Bijection Between Open Interval and Half Open Interval
In this post, we discuss a basic set theory problem.
Bijection between half open interval and closed interval
One day I’ll get back to writing blog posts about my research, however another fun set theory problem was brought to my attention. I have never actually seen the solution to this before, although I think I’ve implicitly used it without thinking about it. The questions asks whether there is a bijection between \([0,1]\) and \([0,1)\) and asks how to construct it.
The idea that I came up with (that seems to agree with others, see for example here) is to start by just picking some point. So let \(f : [0,1) \rightarrow [0,1]\) be the bijection, and let’s set \(f(1/2) = 1\). The issue now is we need a point which maps to \(1/2\), so we set \(f(1/4) = 1/2\). The issue continues like this, so set \(f(1/2^{n+1}) = 1/2^n\). Since this is an infinite sequence which stays entirely in \([0,1)\), we have that this gives us a bijection on the level of these points. Finally, for all other points we just set \(f(x) = x\). This gives us the desired bijection.

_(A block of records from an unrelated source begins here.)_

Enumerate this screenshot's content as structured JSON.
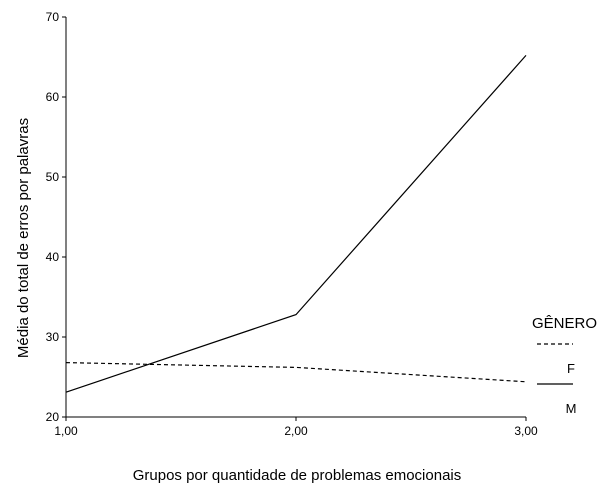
{
  "chart_data": {
    "type": "line",
    "x": [
      1.0,
      2.0,
      3.0
    ],
    "x_tick_labels": [
      "1,00",
      "2,00",
      "3,00"
    ],
    "y_ticks": [
      20,
      30,
      40,
      50,
      60,
      70
    ],
    "y_tick_labels": [
      "20",
      "30",
      "40",
      "50",
      "60",
      "70"
    ],
    "xlim": [
      1.0,
      3.0
    ],
    "ylim": [
      20,
      70
    ],
    "xlabel": "Grupos por quantidade de problemas emocionais",
    "ylabel": "Média do total de erros por palavras",
    "legend": {
      "title": "GÊNERO",
      "placement": "right"
    },
    "series": [
      {
        "name": "F",
        "style": "dashed",
        "values": [
          26.8,
          26.2,
          24.4
        ]
      },
      {
        "name": "M",
        "style": "solid",
        "values": [
          23.1,
          32.8,
          65.2
        ]
      }
    ],
    "colors": {
      "line": "#000000",
      "background": "#ffffff"
    }
  }
}
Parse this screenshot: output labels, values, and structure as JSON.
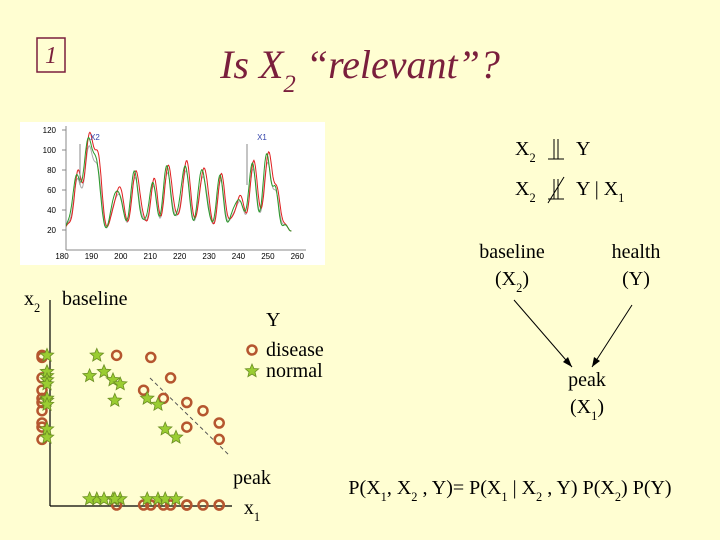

Notice how this trick works in general. If you want to make a bijection between \(f : (0,1) \rightarrow [0,1]\), just take two sequences which don’t overlap and repeat the same trick. Notice as well that in the construction of this bijection we’ve basically preserved no interesting properties about either \((0,1)\) or \([0,1]\). For example, on the level of topology this bijection is for sure not a homeomorphism (proof why: if we remove any point from \((0,1)\) it is no longer a connected set, but we can remove \(0\) from \([0,1]\) and it is still a connected set).